Retour sur scène : de la salle de classe au voyage fantastique du web entier

Imaginez la scène : en 2012, le ministère de l'Éducation tourne un court-métrage de prévention des agressions sexuelles intitulé Si j'avais su que les garçons pouvaient aussi être agressés sexuellement. La réplique « Jie-ge, bu yao la » (« Jie-ge, non ! ») portait à l'origine une lourde mission pédagogique. Mais lorsque la vidéo est mise en ligne sur YouTube en 2013, cette phrase entame un voyage fantastique.

Les internautes créent des versions accélérées, des versions épurées, voire une version « Xie Jin-yan en boucle ». En 2021, la vidéo est retransférée sur Bilibili et dépasse les 27 millions de vues. Plus remarquable encore : ce mème ne reste pas cantonné au web — il devient une comédie musicale, puis est adapté en jeu sur Steam.

Ce n'est pas un cas isolé. De « Par temps de typhon, il faut faire du canoë ! Sinon quoi d'autre ? » lors du typhon Linfa en 2015, à la vague de liens piégés « Tsung-Shen porte la fondue » en 2020, en passant par les slogans politiques de Han Kuo-yu — « Faire fortune ! » (fa da cai), « Pauvre lui ! » (ke lian na) —, la culture mémétique taïwanaise révèle un phénomène singulier : plus un contenu est gênant ou traumatique, plus il a de chances de devenir matière à liesse nationale.

Note du curateur #1 : Cette capacité à « transformer les blessures en lumière » est la qualité la plus fascinante de la culture numérique taïwanaise. Nous ne nous moquons pas des victimes ; nous utilisons la puissance créative collective pour transformer une réalité difficile à digérer en symboles culturels que l'on peut porter ensemble.

De PTT à TikTok : la trajectoire évolutive des mèmes taïwanais

Les racines de la culture mémétique taïwanaise remontent à la culture xiangmin (citoyens) de PTT, le plus grand forum en ligne de Taïwan. Dans cet espace numérique anonyme, les internautes taïwanais ont développé un système linguistique unique :

  • La culture des tuiwen (commentaires empilés) : créer un effet comique maximal avec un texte minimal
  • La tradition du baogua (révélation explosive) : transformer rapidement un événement social en discussion collective
  • La justice xiangmin : une critique sociale enveloppée d'humour

Ce patrimoine culturel s'est encore affiné à l'ère des médias sociaux.
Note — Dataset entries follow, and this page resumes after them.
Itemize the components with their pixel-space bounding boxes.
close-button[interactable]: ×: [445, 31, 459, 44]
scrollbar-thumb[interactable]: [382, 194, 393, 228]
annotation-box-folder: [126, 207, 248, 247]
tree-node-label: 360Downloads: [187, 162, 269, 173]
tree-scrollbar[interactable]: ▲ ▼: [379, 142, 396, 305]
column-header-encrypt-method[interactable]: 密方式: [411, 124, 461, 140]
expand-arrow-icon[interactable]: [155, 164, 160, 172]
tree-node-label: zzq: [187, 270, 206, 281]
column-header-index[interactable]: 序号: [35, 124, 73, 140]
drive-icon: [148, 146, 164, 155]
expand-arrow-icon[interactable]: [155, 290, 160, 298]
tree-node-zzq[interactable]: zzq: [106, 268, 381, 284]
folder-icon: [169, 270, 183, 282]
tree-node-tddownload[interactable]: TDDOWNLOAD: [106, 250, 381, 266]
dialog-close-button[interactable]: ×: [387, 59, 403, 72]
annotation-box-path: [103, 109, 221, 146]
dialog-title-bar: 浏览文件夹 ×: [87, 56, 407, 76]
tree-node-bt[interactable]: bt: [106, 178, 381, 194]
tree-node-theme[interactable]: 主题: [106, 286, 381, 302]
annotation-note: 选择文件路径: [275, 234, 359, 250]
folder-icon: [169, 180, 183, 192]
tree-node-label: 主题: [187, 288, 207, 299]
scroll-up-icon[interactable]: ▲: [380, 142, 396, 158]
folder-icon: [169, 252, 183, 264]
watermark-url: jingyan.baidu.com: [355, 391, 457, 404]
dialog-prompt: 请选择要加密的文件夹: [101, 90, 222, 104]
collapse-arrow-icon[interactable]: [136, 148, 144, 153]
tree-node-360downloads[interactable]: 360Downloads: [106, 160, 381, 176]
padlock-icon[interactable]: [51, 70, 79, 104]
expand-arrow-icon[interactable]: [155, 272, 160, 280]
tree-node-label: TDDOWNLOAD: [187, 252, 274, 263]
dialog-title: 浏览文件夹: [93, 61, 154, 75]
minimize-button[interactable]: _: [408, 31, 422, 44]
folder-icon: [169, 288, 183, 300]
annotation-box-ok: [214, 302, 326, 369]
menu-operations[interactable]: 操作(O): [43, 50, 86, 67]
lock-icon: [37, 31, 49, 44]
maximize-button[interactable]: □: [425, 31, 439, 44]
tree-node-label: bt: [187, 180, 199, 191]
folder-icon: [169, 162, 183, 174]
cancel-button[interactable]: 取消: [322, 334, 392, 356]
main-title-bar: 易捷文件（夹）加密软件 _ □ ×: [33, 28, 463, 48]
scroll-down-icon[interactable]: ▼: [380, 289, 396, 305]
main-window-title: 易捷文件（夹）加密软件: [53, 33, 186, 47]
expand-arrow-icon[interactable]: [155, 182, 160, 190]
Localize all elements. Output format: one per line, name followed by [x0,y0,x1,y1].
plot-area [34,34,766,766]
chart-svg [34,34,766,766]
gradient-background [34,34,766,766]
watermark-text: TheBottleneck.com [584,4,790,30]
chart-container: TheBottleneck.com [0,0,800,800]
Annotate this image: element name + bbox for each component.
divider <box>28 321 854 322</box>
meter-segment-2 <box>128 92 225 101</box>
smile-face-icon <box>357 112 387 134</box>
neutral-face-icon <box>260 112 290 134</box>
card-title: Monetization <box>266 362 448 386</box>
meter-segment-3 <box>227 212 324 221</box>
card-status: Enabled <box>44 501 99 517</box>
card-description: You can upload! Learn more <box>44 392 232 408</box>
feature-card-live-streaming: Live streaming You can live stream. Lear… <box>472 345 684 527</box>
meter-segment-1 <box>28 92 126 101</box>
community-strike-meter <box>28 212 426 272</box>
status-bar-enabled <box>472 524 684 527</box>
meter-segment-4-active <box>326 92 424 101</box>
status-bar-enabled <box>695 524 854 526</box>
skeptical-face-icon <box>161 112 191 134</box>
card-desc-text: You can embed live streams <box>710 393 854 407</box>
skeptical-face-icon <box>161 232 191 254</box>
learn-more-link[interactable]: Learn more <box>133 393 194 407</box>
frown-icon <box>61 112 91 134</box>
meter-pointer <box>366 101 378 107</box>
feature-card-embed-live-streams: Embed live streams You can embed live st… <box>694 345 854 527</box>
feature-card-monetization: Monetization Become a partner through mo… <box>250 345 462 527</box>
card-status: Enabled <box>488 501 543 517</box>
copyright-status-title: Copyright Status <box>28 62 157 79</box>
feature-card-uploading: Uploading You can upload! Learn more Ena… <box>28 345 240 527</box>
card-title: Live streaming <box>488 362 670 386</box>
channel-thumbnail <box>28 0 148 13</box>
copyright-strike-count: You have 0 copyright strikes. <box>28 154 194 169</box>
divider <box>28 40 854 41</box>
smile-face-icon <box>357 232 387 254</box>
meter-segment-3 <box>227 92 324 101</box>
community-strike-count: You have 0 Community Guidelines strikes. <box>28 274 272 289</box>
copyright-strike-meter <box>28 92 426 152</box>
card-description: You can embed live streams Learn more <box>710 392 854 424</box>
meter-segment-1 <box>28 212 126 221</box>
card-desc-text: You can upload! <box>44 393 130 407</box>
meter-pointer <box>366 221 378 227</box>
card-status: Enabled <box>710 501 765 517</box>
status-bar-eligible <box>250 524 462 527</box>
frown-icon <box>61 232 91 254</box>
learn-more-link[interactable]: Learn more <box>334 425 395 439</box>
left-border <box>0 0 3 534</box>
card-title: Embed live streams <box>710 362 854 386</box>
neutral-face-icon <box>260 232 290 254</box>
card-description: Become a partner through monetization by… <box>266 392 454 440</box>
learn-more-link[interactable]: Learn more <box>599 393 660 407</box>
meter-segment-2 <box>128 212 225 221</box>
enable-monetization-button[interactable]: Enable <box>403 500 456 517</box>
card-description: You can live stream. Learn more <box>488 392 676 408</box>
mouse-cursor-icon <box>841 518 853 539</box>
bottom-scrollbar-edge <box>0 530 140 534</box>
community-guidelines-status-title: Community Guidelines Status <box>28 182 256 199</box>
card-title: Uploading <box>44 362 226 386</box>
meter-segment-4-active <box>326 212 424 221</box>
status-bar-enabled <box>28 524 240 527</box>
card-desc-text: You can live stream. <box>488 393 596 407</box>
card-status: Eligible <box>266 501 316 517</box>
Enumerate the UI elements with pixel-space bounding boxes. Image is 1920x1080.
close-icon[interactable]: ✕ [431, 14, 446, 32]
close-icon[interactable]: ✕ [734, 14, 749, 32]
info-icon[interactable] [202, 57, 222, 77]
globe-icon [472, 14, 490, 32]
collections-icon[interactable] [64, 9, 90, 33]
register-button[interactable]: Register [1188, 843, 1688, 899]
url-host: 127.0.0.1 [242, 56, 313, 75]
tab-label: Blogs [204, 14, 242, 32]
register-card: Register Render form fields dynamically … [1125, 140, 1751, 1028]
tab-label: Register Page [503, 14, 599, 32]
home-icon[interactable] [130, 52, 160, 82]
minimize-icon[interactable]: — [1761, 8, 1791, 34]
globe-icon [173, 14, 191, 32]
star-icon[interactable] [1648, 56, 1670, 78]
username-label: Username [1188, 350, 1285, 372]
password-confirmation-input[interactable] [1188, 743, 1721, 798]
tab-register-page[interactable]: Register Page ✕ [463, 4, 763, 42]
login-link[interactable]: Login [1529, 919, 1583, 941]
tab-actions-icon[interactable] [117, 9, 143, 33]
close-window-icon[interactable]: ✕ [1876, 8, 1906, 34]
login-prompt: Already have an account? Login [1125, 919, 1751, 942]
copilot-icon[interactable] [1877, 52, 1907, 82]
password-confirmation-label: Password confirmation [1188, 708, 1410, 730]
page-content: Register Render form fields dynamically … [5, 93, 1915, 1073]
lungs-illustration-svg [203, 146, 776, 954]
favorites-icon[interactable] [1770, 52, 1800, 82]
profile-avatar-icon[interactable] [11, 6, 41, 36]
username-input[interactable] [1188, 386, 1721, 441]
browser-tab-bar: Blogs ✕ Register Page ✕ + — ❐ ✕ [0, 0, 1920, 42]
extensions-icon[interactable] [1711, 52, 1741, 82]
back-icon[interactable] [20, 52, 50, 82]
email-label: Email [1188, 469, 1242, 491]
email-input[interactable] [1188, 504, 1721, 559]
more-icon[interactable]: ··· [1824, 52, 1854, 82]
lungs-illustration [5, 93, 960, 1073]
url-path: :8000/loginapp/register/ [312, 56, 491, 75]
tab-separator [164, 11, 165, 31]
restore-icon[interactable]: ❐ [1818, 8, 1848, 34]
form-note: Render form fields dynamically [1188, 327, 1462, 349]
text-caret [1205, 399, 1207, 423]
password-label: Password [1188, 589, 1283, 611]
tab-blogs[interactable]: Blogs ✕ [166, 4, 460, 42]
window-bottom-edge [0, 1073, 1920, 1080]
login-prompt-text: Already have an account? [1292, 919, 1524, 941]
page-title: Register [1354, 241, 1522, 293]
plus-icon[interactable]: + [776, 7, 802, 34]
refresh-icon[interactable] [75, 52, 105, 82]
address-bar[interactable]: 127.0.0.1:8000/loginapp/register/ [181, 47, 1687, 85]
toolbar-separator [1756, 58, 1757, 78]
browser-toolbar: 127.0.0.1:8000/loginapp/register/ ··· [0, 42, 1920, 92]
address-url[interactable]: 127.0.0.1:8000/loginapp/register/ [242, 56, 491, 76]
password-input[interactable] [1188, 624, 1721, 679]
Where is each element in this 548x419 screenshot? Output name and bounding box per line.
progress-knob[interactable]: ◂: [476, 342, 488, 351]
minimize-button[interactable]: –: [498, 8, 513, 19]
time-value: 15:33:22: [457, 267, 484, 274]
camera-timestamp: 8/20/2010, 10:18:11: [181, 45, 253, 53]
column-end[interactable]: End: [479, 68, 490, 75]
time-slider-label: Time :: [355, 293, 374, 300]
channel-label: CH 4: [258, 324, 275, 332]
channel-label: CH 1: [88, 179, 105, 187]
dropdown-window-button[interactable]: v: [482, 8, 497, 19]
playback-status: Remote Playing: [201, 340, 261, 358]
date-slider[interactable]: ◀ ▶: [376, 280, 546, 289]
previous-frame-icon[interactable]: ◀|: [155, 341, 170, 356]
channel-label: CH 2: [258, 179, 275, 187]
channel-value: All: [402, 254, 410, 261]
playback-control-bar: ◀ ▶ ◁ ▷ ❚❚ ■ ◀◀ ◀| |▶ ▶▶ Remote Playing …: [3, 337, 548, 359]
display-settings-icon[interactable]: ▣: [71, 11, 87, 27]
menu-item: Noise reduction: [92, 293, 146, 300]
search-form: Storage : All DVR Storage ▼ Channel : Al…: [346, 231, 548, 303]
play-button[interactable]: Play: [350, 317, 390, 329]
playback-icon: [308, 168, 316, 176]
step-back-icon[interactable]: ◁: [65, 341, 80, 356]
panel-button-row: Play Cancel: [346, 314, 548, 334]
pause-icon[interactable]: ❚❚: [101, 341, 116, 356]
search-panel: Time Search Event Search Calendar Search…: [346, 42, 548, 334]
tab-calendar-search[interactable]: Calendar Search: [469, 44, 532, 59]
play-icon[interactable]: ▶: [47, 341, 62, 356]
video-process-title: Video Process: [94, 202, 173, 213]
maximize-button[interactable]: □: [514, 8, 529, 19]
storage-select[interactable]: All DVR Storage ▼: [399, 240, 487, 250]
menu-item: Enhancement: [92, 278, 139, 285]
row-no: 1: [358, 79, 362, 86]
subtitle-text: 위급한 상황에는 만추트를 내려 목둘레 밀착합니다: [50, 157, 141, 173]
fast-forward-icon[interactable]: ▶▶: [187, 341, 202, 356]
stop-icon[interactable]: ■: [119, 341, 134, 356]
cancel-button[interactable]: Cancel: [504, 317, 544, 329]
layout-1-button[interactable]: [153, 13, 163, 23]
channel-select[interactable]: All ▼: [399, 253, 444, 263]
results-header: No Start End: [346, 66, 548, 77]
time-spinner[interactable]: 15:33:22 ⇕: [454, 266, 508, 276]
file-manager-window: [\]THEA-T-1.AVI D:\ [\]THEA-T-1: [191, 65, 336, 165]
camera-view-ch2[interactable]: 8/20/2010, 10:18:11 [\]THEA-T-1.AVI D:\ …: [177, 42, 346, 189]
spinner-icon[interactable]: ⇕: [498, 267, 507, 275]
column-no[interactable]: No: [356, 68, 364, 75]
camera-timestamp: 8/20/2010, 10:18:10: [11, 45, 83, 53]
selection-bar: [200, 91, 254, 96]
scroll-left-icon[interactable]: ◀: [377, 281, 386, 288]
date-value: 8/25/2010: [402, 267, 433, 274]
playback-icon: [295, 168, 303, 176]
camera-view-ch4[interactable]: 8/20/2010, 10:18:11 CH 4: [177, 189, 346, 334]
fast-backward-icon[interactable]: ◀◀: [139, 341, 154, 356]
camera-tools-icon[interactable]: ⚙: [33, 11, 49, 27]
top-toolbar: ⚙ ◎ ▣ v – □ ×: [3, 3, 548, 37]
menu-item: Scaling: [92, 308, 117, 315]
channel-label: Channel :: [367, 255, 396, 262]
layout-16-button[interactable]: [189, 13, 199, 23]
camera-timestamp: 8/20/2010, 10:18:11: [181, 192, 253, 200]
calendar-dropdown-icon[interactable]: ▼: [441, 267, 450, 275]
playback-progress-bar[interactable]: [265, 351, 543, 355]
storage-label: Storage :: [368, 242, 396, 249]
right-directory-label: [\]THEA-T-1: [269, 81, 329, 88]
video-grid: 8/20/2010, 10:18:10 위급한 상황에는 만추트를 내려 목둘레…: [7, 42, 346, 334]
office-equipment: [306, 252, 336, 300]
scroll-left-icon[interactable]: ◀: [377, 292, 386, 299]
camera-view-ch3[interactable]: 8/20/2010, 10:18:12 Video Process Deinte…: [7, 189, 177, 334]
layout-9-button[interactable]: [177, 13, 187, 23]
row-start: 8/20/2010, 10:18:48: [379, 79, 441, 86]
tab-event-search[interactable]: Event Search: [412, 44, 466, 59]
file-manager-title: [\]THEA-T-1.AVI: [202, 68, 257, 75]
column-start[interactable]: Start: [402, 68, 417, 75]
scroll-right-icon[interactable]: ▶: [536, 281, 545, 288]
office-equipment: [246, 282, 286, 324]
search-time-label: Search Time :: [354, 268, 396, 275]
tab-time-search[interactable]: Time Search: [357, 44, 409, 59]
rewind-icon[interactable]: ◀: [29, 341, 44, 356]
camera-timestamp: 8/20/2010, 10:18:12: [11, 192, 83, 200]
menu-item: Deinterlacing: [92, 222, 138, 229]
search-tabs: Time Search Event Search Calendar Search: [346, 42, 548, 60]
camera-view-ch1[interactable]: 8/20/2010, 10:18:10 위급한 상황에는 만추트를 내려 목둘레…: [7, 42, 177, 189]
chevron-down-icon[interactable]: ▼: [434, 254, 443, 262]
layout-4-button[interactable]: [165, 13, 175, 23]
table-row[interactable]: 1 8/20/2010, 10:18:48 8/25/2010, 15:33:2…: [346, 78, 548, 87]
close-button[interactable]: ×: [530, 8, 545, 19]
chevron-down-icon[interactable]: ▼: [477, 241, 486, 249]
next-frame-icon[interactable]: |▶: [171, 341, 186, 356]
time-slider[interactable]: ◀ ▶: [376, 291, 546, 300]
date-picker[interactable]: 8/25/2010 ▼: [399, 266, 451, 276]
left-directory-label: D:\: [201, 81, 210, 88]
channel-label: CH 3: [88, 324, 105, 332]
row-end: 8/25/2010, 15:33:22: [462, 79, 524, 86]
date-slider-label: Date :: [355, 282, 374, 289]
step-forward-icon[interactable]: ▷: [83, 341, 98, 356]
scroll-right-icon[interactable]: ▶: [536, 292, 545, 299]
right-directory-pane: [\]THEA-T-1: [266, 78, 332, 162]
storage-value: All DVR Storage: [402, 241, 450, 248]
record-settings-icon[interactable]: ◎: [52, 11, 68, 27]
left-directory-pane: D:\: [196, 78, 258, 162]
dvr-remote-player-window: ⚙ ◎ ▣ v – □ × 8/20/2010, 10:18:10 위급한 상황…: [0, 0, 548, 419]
Contrairement aux mèmes occidentaux, souvent issus de « retouches d'images libres de droits », les mèmes taïwanais se distinguent par une originalité locale et une dimension critique sociale plus fortes :

Caractéristiques des mèmes occidentaux Caractéristiques des mèmes taïwanais
Retouche visuelle d'images Créativité linguistique et recréation de situations
Expression humoristique individuelle Commentaire social à résonance collective
Diffusion virale orientée divertissement Pratique culturelle orientée guérison
Cycle de popularisation commerciale Croissance organique par le bas

Note du curateur #2 : La « longévité thermique » des mèmes taïwanais est particulièrement frappante. « Jie-ge, non ! » est passé de 2013 à 2026 sans prendre une ride ; le « canoë guy » est réinvoqué à chaque typhon. Ce n'est pas un simple « retour à la mode », mais l'expression d'un besoin culturel profond qui continue de s'exprimer.

Le cœur contre-intuitif : le mème comme soupape de sécurité sociale

Voici un point de vue contre-intuitif : les mèmes taïwanais ne sont pas un sous-produit du divertissement, mais le mécanisme principal d'une soupape de sécurité sociale.

Lorsque la société fait face aux situations suivantes, les mèmes s'activent automatiquement :

  1. Défaillance de l'autorité : les propos aberrants de personnalités politiques (la série Han Kuo-yu)
  2. Situations éducatives embarrassantes : l'exécution maladroite d'un film d'éducation sexuelle (« Jie-ge, non ! »)
  3. Absurdité médiatique : les micro-trottoirs décalés par temps de typhon (le « canoë guy »)
  4. Anxiété économique : le sentiment d'impuissance face aux prix immobiliers élevés et aux bas salaires (l'« esthétique économique » de Monsieur Pxmart)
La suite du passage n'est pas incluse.